AI-generated writing: cheating and its detection

I saw this going viral, How University Students Use Claude. As to be expected, the main issue is cheating:

As I discuss here, AI-generated essays should be easy to detect if the teacher is paying attention, such as the teacher taking a more active role. Other ways to mitigate it include requiring students to submit in-class writing samples to assess baseline ability, in-class participation, or pop-quizzes. Or a zero-tolerance policy as a deterrent.

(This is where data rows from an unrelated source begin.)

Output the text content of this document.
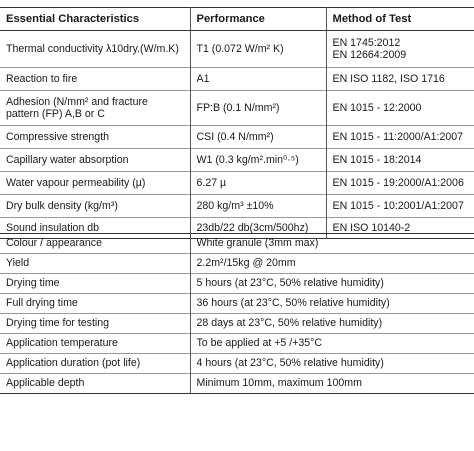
Essential Characteristics	Performance	Method of Test

Thermal conductivity λ10dry.(W/m.K)	T1 (0.072 W/m² K)	EN 1745:2012
EN 12664:2009

Reaction to fire	A1	EN ISO 1182, ISO 1716

Adhesion (N/mm² and fracture
pattern (FP) A,B or C	FP:B (0.1 N/mm²)	EN 1015 - 12:2000

Compressive strength	CSI (0.4 N/mm²)	EN 1015 - 11:2000/A1:2007

Capillary water absorption	W1 (0.3 kg/m².min⁰·⁵)	EN 1015 - 18:2014

Water vapour permeability (µ)	6.27 µ	EN 1015 - 19:2000/A1:2006

Dry bulk density (kg/m³)	280 kg/m³ ±10%	EN 1015 - 10:2001/A1:2007

Sound insulation db	23db/22 db(3cm/500hz)	EN ISO 10140-2
Colour / appearance	White granule (3mm max)
Yield	2.2m²/15kg @ 20mm
Drying time	5 hours (at 23°C, 50% relative humidity)
Full drying time	36 hours (at 23°C, 50% relative humidity)
Drying time for testing	28 days at 23°C, 50% relative humidity)
Application temperature	To be applied at +5 /+35°C
Application duration (pot life)	4 hours (at 23°C, 50% relative humidity)
Applicable depth	Minimum 10mm, maximum 100mm
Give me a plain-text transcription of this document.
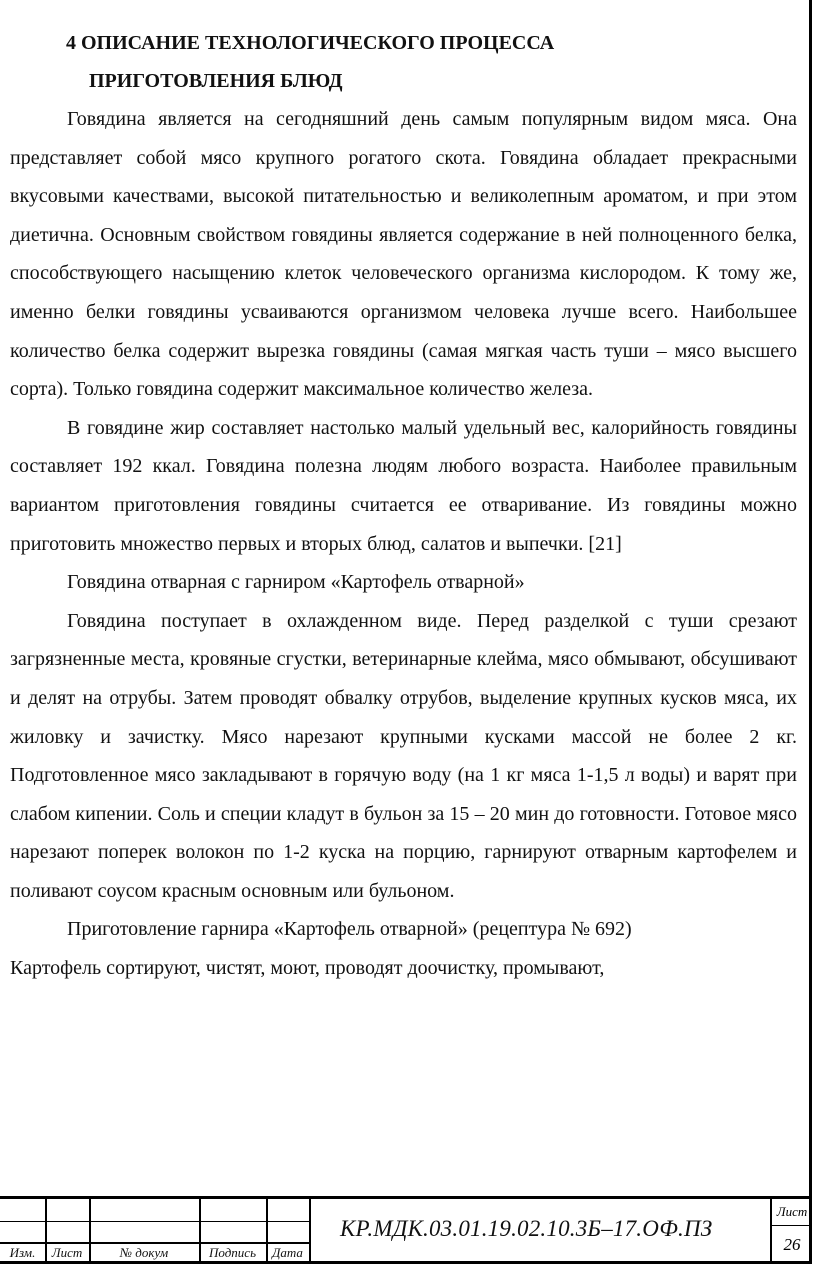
4 ОПИСАНИЕ ТЕХНОЛОГИЧЕСКОГО ПРОЦЕССА
ПРИГОТОВЛЕНИЯ БЛЮД

Говядина является на сегодняшний день самым популярным видом мяса. Она представляет собой мясо крупного рогатого скота. Говядина обладает прекрасными вкусовыми качествами, высокой питательностью и великолепным ароматом, и при этом диетична. Основным свойством говядины является содержание в ней полноценного белка, способствующего насыщению клеток человеческого организма кислородом. К тому же, именно белки говядины усваиваются организмом человека лучше всего. Наибольшее количество белка содержит вырезка говядины (самая мягкая часть туши – мясо высшего сорта). Только говядина содержит максимальное количество железа.

В говядине жир составляет настолько малый удельный вес, калорийность говядины составляет 192 ккал. Говядина полезна людям любого возраста. Наиболее правильным вариантом приготовления говядины считается ее отваривание. Из говядины можно приготовить множество первых и вторых блюд, салатов и выпечки. [21]

Говядина отварная с гарниром «Картофель отварной»

Говядина поступает в охлажденном виде. Перед разделкой с туши срезают загрязненные места, кровяные сгустки, ветеринарные клейма, мясо обмывают, обсушивают и делят на отрубы. Затем проводят обвалку отрубов, выделение крупных кусков мяса, их жиловку и зачистку. Мясо нарезают крупными кусками массой не более 2 кг. Подготовленное мясо закладывают в горячую воду (на 1 кг мяса 1-1,5 л воды) и варят при слабом кипении. Соль и специи кладут в бульон за 15 – 20 мин до готовности. Готовое мясо нарезают поперек волокон по 1-2 куска на порцию, гарнируют отварным картофелем и поливают соусом красным основным или бульоном.

Приготовление гарнира «Картофель отварной» (рецептура № 692)

Картофель сортируют, чистят, моют, проводят доочистку, промывают,

Изм.	Лист	№ докум	Подпись	Дата
КР.МДК.03.01.19.02.10.3Б–17.ОФ.ПЗ
Лист
26
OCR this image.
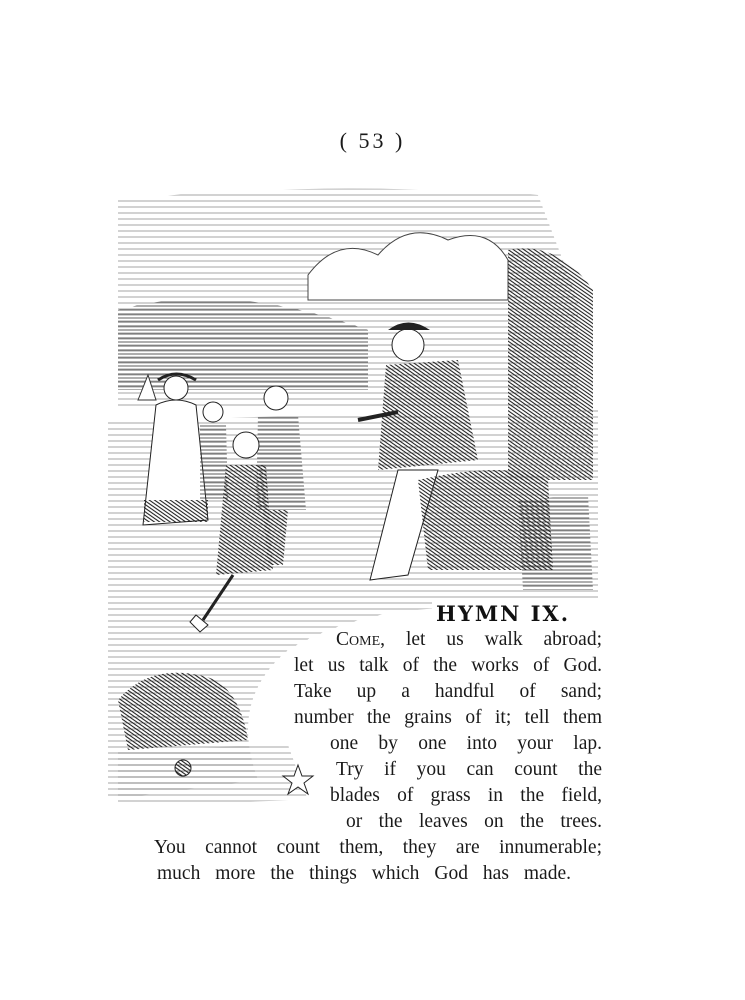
( 53 )
HYMN IX.
Come, let us walk abroad;
let us talk of the works of God.
Take up a handful of sand;
number the grains of it; tell them
one by one into your lap.
Try if you can count the
blades of grass in the field,
or the leaves on the trees.
You cannot count them, they are innumerable;
much more the things which God has made.
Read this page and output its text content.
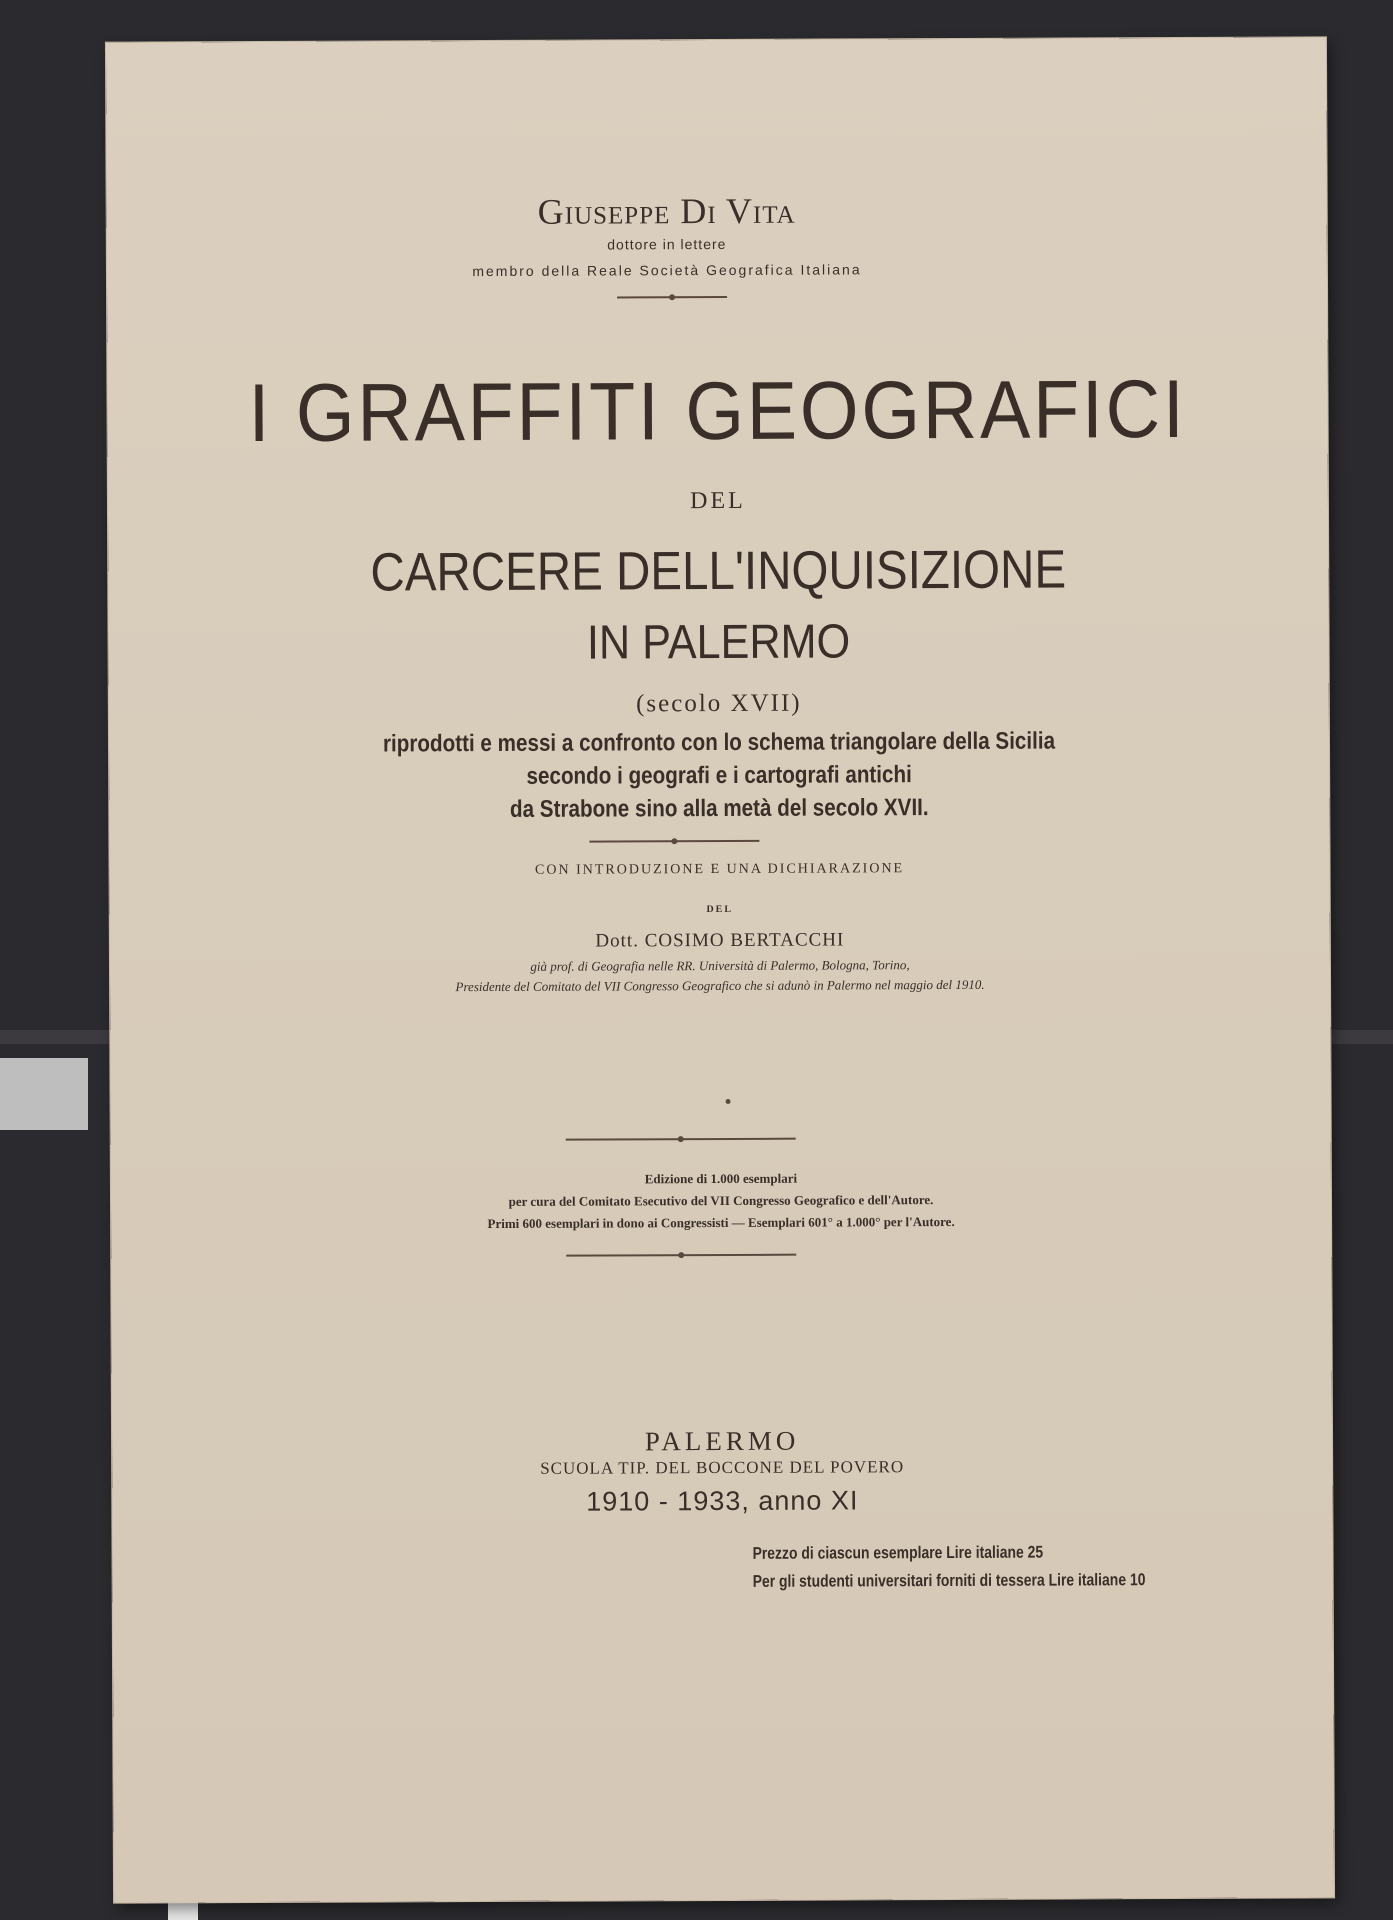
Giuseppe Di Vita
dottore in lettere
membro della Reale Società Geografica Italiana
I GRAFFITI GEOGRAFICI
DEL
CARCERE DELL'INQUISIZIONE
IN PALERMO
(secolo XVII)
riprodotti e messi a confronto con lo schema triangolare della Sicilia
secondo i geografi e i cartografi antichi
da Strabone sino alla metà del secolo XVII.
CON INTRODUZIONE E UNA DICHIARAZIONE
DEL
Dott. COSIMO BERTACCHI
già prof. di Geografia nelle RR. Università di Palermo, Bologna, Torino,
Presidente del Comitato del VII Congresso Geografico che si adunò in Palermo nel maggio del 1910.
Edizione di 1.000 esemplari
per cura del Comitato Esecutivo del VII Congresso Geografico e dell'Autore.
Primi 600 esemplari in dono ai Congressisti — Esemplari 601° a 1.000° per l'Autore.
PALERMO
SCUOLA TIP. DEL BOCCONE DEL POVERO
1910 - 1933, anno XI
Prezzo di ciascun esemplare Lire italiane 25
Per gli studenti universitari forniti di tessera Lire italiane 10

I think also the problem is most teachers don’t care that much. They may suspect there is cheating, but do not investigate it further for fear of retaliation or falsely accusing someone of cheating, especially if a smoking gun is absent such as an obviously lifted passage.

There are other telltale signs of AI-generated writing:

A significant disconnect between assessed in-class competence and participation compared with what is submitted. For large classrooms, this may be harder to detect. An obvious way to bypass this is lower the grade level of the generated text. If the objective is merely to pass the course, then generating C-quality essays is good enough and less likely to be detected.

Writing that sounds unusually formal or overuses the passive voice. I believe overuse of the passive voice is the main giveaway of AI-generated text, not em-dashes. Or if the writing has internal inconsistencies, such as contradicting something written earlier, or even contains the literal prompt in the text. There are possibly more subtle clues, such as differences of Unicode formats. Copying and pasting the AI-generated text from a textbox onto a separate document may leave certain artifacts, especially with quotation marks or other punctuation.

The writing is almost entirely grammatically correct or free of other errors, such as malapropisms, which are common in human writing, especially as assignment length increases. How many people are careful or astute enough to not make any typos for a long paper? (One way to avoid detection is to have the AI add mistakes, such as misspelling commonly misspelled words). Human writing has various quirks or idiosyncrasies that AI-generated writing may lack.

Overall, if the instructor is paying even a minimal amount of attention, I believe it should be pretty easy to detect AI-generated writing, especially if the instructor already has some baseline assessment of the competence of his or her students. Or the writing just feels ‘off’ even if it’s hard to pin down exactly why. Sure, there is survivorship bias (you only see those who get caught), but in college I didn’t have audacity to try such a stunt (this was well before LLMs, when pre-written papers or ghostwriters were used), as I knew there was a decent likelihood it would be noticed, and sure enough others in my class were caught.